Wyświetl wiadomość pozafabularną
Wysiadłszy lekko poturbowana z taksówki, quarianka ledwo nie wpadła na przechodzącą asari. Wymamrotawszy przeprosiny, usiadła na pobliskiej ławeczce i odchyliła głowę, starając się opanować szalejący błędnik. Uspokoiwszy się, rozejrzała się szukając wzrokiem Xirysa. Cóż hanar zdawał się dużo lepiej znosić efekty podróży. W ciągu niecałych dwóch kwadransów pokonali jedną trzecią długości Nos Astry, i dzięki szaleństwu, bądź geniuszowi kierowcy jakoś to przeżyli. Nie wiedziała czy uściskać flegmatycznego salarianina za tak szybki transport w godzinach szczytu czy zabić. Cóż ciekawe ile sobie za to policzy. Wstając, powstrzymała uciekające przełykiem śniadanie, po czym podeszła utykając do Xirysa i zapytała:
-Już wszystko załatwione?-zwróciwszy się do ironicznie uśmiechniętego salarianina powiedziała-
Bardzo dziękujemy za transport..- zerknąwszy na taryfikator przelała pozostałą połowę należnej kwoty i objąwszy meduza ruszyła z nim w stronę hotelu.
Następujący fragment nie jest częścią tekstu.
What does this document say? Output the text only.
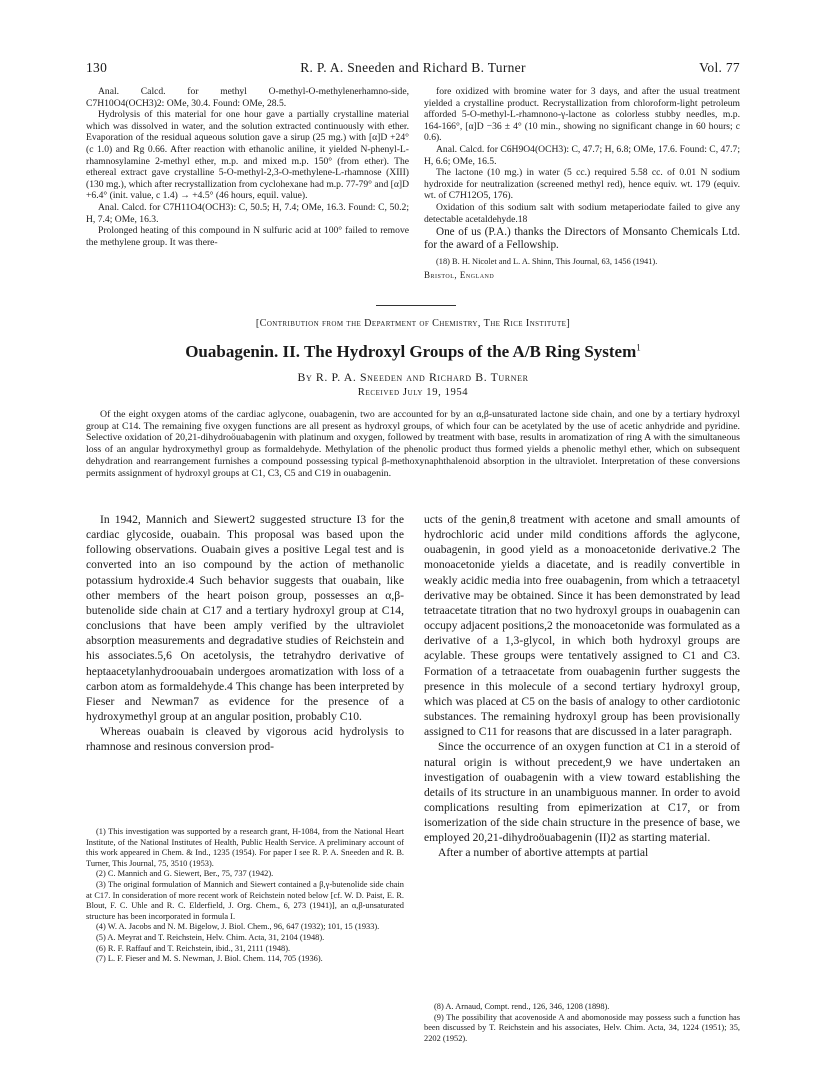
130	R. P. A. Sneeden and Richard B. Turner	Vol. 77

Anal. Calcd. for methyl O-methyl-O-methylenerhamno-side, C7H10O4(OCH3)2: OMe, 30.4. Found: OMe, 28.5.

Hydrolysis of this material for one hour gave a partially crystalline material which was dissolved in water, and the solution extracted continuously with ether. Evaporation of the residual aqueous solution gave a sirup (25 mg.) with [α]D +24° (c 1.0) and Rg 0.66. After reaction with ethanolic aniline, it yielded N-phenyl-L-rhamnosylamine 2-methyl ether, m.p. and mixed m.p. 150° (from ether). The ethereal extract gave crystalline 5-O-methyl-2,3-O-methylene-L-rhamnose (XIII) (130 mg.), which after recrystallization from cyclohexane had m.p. 77-79° and [α]D +6.4° (init. value, c 1.4) → +4.5° (46 hours, equil. value).

Anal. Calcd. for C7H11O4(OCH3): C, 50.5; H, 7.4; OMe, 16.3. Found: C, 50.2; H, 7.4; OMe, 16.3.

Prolonged heating of this compound in N sulfuric acid at 100° failed to remove the methylene group. It was there-

fore oxidized with bromine water for 3 days, and after the usual treatment yielded a crystalline product. Recrystallization from chloroform-light petroleum afforded 5-O-methyl-L-rhamnono-γ-lactone as colorless stubby needles, m.p. 164-166°, [α]D −36 ± 4° (10 min., showing no significant change in 60 hours; c 0.6).

Anal. Calcd. for C6H9O4(OCH3): C, 47.7; H, 6.8; OMe, 17.6. Found: C, 47.7; H, 6.6; OMe, 16.5.

The lactone (10 mg.) in water (5 cc.) required 5.58 cc. of 0.01 N sodium hydroxide for neutralization (screened methyl red), hence equiv. wt. 179 (equiv. wt. of C7H12O5, 176).

Oxidation of this sodium salt with sodium metaperiodate failed to give any detectable acetaldehyde.18

One of us (P.A.) thanks the Directors of Monsanto Chemicals Ltd. for the award of a Fellowship.

(18) B. H. Nicolet and L. A. Shinn, This Journal, 63, 1456 (1941).

Bristol, England
[Contribution from the Department of Chemistry, The Rice Institute]
Ouabagenin. II. The Hydroxyl Groups of the A/B Ring System$^1$
By R. P. A. Sneeden and Richard B. Turner
Received July 19, 1954
Of the eight oxygen atoms of the cardiac aglycone, ouabagenin, two are accounted for by an α,β-unsaturated lactone side chain, and one by a tertiary hydroxyl group at C14. The remaining five oxygen functions are all present as hydroxyl groups, of which four can be acetylated by the use of acetic anhydride and pyridine. Selective oxidation of 20,21-dihydroöuabagenin with platinum and oxygen, followed by treatment with base, results in aromatization of ring A with the simultaneous loss of an angular hydroxymethyl group as formaldehyde. Methylation of the phenolic product thus formed yields a phenolic methyl ether, which on subsequent dehydration and rearrangement furnishes a compound possessing typical β-methoxynaphthalenoid absorption in the ultraviolet. Interpretation of these conversions permits assignment of hydroxyl groups at C1, C3, C5 and C19 in ouabagenin.

In 1942, Mannich and Siewert2 suggested structure I3 for the cardiac glycoside, ouabain. This proposal was based upon the following observations. Ouabain gives a positive Legal test and is converted into an iso compound by the action of methanolic potassium hydroxide.4 Such behavior suggests that ouabain, like other members of the heart poison group, possesses an α,β-butenolide side chain at C17 and a tertiary hydroxyl group at C14, conclusions that have been amply verified by the ultraviolet absorption measurements and degradative studies of Reichstein and his associates.5,6 On acetolysis, the tetrahydro derivative of heptaacetylanhydroouabain undergoes aromatization with loss of a carbon atom as formaldehyde.4 This change has been interpreted by Fieser and Newman7 as evidence for the presence of a hydroxymethyl group at an angular position, probably C10.

Whereas ouabain is cleaved by vigorous acid hydrolysis to rhamnose and resinous conversion prod-

ucts of the genin,8 treatment with acetone and small amounts of hydrochloric acid under mild conditions affords the aglycone, ouabagenin, in good yield as a monoacetonide derivative.2 The monoacetonide yields a diacetate, and is readily convertible in weakly acidic media into free ouabagenin, from which a tetraacetyl derivative may be obtained. Since it has been demonstrated by lead tetraacetate titration that no two hydroxyl groups in ouabagenin can occupy adjacent positions,2 the monoacetonide was formulated as a derivative of a 1,3-glycol, in which both hydroxyl groups are acylable. These groups were tentatively assigned to C1 and C3. Formation of a tetraacetate from ouabagenin further suggests the presence in this molecule of a second tertiary hydroxyl group, which was placed at C5 on the basis of analogy to other cardiotonic substances. The remaining hydroxyl group has been provisionally assigned to C11 for reasons that are discussed in a later paragraph.

Since the occurrence of an oxygen function at C1 in a steroid of natural origin is without precedent,9 we have undertaken an investigation of ouabagenin with a view toward establishing the details of its structure in an unambiguous manner. In order to avoid complications resulting from epimerization at C17, or from isomerization of the side chain structure in the presence of base, we employed 20,21-dihydroöuabagenin (II)2 as starting material.

After a number of abortive attempts at partial

(1) This investigation was supported by a research grant, H-1084, from the National Heart Institute, of the National Institutes of Health, Public Health Service. A preliminary account of this work appeared in Chem. & Ind., 1235 (1954). For paper I see R. P. A. Sneeden and R. B. Turner, This Journal, 75, 3510 (1953).

(2) C. Mannich and G. Siewert, Ber., 75, 737 (1942).

(3) The original formulation of Mannich and Siewert contained a β,γ-butenolide side chain at C17. In consideration of more recent work of Reichstein noted below [cf. W. D. Paist, E. R. Blout, F. C. Uhle and R. C. Elderfield, J. Org. Chem., 6, 273 (1941)], an α,β-unsaturated structure has been incorporated in formula I.

(4) W. A. Jacobs and N. M. Bigelow, J. Biol. Chem., 96, 647 (1932); 101, 15 (1933).

(5) A. Meyrat and T. Reichstein, Helv. Chim. Acta, 31, 2104 (1948).

(6) R. F. Raffauf and T. Reichstein, ibid., 31, 2111 (1948).

(7) L. F. Fieser and M. S. Newman, J. Biol. Chem. 114, 705 (1936).

(8) A. Arnaud, Compt. rend., 126, 346, 1208 (1898).

(9) The possibility that acovenoside A and abomonoside may possess such a function has been discussed by T. Reichstein and his associates, Helv. Chim. Acta, 34, 1224 (1951); 35, 2202 (1952).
Delikatnie opierając się na Xirysie, rozglądało się wkoło. Cóż słowo luksus i egzotyka nie oddawały otoczenia. Obok niepokojących rzeźb współczesnych artystów i roślin ze wszystkich cywilizowanych (i nie) planet, przechadzali się wykwintnie ubrani przedstawiciele wszelakich ras. W kluczowych, zacienionych punktach, można było z trudem dostrzec najemniczki zaćmienia w czarno złotych uniformach. Czując się lekko niekomfortowo i zupełnie nie na miejscu, mocniej objęła Xirysa i delikatnie przyśpieszywszy kroku, chciała jak najszybciej wejść do recepcji, a potem do pokoju. Przekroczywszy wraz ze swoim towarzyszem próg hotelu, wyszeptała:
-Tutaj tak wszędzie? Mam nadzieję że w pokoju nie wstawią nam takiego killera jak na zewnątrz.
Gdy doszli w końcu do skrajnie ekstrawaganckiego kontuaru recepcjonisty, wykonanego masy perłowej i jakichś iluminujących substancji, Ananthe zaczęła się głęboko zastanawiać czy rozsądniej nie byłoby jednak zostać na statku. Spojrzawszy tęsknie w stronę wyjścia, przypomniała sobie zdawkowe, taksujące spojrzenia innych klientów. Wzdrygnąwszy się, powierzyła swój los hanarowi, mając nadzieję że wewnętrzna część hotelu jest zdecydowanie bardziej prywatna oraz że okoliczne snoby nie postanowią zamówić quarianiny w sosie własnym.